Fohrer Cécile, Nivoix Yasmine, Moulin Jean-Charles, Marçais Ambroise, Herbrecht Raoul

机构信息

Département d'Hématologie et d'Oncologie, Hôpital de Hautepierre, Strasbourg, France.

出版信息

Therapie. 2006 May-Jun;61(3):235-42. doi: 10.2515/therapie:2006047.

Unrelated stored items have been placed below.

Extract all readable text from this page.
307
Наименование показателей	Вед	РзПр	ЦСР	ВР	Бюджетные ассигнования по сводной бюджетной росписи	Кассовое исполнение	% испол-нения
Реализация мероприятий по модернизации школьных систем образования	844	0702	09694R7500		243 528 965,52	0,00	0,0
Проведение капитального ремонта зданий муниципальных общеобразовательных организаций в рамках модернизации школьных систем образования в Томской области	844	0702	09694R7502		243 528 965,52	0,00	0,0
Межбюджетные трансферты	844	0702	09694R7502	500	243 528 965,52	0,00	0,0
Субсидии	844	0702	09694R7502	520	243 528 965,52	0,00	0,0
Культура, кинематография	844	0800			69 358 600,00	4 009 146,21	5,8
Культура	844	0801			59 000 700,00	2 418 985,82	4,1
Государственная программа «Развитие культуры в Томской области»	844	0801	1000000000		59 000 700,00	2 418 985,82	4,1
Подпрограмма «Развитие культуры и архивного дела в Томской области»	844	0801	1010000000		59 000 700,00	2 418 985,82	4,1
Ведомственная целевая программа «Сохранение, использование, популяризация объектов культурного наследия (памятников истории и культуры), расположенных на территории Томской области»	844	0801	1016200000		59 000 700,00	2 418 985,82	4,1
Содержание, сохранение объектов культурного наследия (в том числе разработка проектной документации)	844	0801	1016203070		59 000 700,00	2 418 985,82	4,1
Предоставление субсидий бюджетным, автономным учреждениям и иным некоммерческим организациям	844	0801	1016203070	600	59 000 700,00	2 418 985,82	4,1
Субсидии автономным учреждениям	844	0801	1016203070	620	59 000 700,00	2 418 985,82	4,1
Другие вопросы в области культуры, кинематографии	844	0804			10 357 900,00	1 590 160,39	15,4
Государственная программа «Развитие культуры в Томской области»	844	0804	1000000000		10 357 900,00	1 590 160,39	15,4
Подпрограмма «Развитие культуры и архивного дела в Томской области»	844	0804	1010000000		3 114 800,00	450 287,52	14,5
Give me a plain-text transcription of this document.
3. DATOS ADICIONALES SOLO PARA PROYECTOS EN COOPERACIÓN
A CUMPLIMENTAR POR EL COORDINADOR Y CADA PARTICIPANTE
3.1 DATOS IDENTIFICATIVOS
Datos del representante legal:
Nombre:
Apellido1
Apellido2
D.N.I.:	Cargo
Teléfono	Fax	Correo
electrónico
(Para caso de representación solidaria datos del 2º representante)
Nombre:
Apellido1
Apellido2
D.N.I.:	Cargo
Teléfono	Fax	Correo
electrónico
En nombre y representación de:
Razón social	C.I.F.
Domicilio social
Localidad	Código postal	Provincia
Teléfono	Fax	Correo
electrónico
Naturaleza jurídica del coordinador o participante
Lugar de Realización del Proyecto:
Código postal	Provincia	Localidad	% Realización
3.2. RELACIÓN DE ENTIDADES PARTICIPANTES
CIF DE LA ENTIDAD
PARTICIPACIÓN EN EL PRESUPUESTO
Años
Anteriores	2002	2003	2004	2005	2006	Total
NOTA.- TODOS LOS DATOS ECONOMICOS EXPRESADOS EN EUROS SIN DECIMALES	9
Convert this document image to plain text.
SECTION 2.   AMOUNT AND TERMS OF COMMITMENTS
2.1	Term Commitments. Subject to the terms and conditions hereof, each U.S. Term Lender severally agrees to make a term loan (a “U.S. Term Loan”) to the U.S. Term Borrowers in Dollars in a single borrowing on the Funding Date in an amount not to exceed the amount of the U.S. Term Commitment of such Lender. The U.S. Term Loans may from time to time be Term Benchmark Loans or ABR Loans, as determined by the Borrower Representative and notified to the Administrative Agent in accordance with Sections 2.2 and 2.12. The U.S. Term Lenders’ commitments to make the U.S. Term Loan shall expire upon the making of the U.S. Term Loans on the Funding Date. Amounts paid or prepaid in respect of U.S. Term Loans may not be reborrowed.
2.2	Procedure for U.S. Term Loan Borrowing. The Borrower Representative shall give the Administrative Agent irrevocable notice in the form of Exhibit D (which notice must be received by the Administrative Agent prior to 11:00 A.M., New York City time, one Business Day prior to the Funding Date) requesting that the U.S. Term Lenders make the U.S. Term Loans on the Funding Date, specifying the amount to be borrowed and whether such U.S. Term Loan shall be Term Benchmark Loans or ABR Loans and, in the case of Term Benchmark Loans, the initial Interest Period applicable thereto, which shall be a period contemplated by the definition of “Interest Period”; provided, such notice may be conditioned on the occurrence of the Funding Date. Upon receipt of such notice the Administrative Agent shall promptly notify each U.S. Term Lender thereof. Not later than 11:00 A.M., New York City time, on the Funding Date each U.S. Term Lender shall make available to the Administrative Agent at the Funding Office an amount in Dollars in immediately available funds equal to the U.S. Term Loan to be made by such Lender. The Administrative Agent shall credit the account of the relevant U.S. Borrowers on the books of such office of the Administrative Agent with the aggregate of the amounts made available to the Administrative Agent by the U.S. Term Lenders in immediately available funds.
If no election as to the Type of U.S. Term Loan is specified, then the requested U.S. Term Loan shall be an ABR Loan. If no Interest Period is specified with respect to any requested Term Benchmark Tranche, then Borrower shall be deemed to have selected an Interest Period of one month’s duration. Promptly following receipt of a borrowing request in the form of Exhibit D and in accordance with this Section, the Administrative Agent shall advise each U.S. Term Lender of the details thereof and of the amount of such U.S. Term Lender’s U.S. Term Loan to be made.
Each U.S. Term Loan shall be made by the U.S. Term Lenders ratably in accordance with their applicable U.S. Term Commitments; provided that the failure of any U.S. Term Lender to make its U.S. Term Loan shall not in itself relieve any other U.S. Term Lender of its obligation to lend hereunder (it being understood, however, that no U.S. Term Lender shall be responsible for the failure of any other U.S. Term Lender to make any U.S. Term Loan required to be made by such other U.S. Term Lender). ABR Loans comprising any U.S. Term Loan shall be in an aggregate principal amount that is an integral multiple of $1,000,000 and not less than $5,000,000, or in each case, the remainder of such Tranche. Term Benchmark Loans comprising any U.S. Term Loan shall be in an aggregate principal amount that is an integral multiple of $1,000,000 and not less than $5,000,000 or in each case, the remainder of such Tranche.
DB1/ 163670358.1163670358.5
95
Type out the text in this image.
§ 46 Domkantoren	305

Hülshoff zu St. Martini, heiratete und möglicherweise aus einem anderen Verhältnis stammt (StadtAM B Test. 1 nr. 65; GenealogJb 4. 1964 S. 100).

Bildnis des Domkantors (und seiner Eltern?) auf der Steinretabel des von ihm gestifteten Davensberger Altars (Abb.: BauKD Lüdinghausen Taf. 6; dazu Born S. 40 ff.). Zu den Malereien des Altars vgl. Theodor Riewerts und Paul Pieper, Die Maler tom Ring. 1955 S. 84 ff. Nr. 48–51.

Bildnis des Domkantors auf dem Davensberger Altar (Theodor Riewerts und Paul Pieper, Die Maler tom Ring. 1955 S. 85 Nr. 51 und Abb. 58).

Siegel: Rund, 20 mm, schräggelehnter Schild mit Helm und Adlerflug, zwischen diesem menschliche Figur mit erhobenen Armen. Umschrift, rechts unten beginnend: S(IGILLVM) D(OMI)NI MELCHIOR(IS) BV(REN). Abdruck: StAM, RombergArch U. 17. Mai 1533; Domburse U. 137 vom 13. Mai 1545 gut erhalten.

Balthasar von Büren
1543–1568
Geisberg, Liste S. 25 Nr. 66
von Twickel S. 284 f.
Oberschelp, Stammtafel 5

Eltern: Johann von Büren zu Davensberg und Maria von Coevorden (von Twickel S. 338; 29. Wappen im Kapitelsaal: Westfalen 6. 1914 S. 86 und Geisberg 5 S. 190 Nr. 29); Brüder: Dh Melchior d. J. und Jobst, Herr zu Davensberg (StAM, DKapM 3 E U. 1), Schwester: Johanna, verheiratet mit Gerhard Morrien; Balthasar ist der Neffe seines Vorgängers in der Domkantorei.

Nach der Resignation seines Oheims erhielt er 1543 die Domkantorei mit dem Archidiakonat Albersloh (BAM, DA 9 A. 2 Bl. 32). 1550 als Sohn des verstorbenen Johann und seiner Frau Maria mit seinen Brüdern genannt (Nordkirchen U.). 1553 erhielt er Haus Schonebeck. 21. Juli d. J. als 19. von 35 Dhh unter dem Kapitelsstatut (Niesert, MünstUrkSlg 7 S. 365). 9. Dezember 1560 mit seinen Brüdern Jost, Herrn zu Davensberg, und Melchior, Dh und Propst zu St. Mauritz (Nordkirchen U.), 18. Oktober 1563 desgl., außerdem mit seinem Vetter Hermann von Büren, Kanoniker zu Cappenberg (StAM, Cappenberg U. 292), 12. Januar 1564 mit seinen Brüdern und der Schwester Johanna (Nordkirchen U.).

DOI:10.2515/therapie:2006047
PMID:16989124
Abstract

Three lipid formulations of amphotericin B have been developed: amphotericin B colloidal dispersion, amphotericin B lipid complex, and liposomal amphotericin B. These three compounds differ by their lipid composition and therefore by their physical characteristics, their pharmacokinetics, and their safety and efficacy profile. There is a consensus to accept reduced toxicity of these formulations, especially reduced, but not absence of, renal toxicity as compared to amphotericin B deoxycholate. Few well-designed studies have been conducted and none of them demonstrated convincingly superiority in term of efficacy of any of the lipid preparations over amphotericin B deoxycholate. Recently a double blind randomized study compared a standard dose of 3 mg/kg/d of liposomal amphotericin B and a loading dose (10 mg/kg/d for 14 days and then the standard dose) in primary therapy of invasive filamentous fungal infections, mainly aspergillosis. Response rate at end of randomized therapy as well as survival at 12 weeks was numerically superior in the standard dose arm but this difference was not statistically significant. Lack of benefit of high dose liposomal amphotericin B in aspergillosis cannot yet be extrapolated to other filamentous fungal infections. Nephrotoxicity was substantially higher in the loading dose arm and this contraindicates its use in clinical practice.

摘要

两性霉素B已开发出三种脂质制剂:两性霉素B胶体分散体、两性霉素B脂质复合物和脂质体两性霉素B。这三种化合物因其脂质组成不同,因而在物理特性、药代动力学以及安全性和有效性方面存在差异。人们普遍认为这些制剂的毒性有所降低,尤其是与两性霉素B脱氧胆酸盐相比,肾毒性降低,但并非完全没有。很少有设计良好的研究,而且没有一项研究令人信服地证明任何一种脂质制剂在疗效方面优于两性霉素B脱氧胆酸盐。最近一项双盲随机研究比较了3mg/kg/d的标准剂量脂质体两性霉素B和负荷剂量(10mg/kg/d,共14天,然后是标准剂量)在侵袭性丝状真菌感染(主要是曲霉病)初始治疗中的效果。随机治疗结束时的缓解率以及12周时的生存率在标准剂量组在数值上更高,但这种差异无统计学意义。高剂量脂质体两性霉素B在曲霉病中未显示出益处,这一点尚不能外推至其他丝状真菌感染。负荷剂量组的肾毒性显著更高,这表明其在临床实践中不宜使用。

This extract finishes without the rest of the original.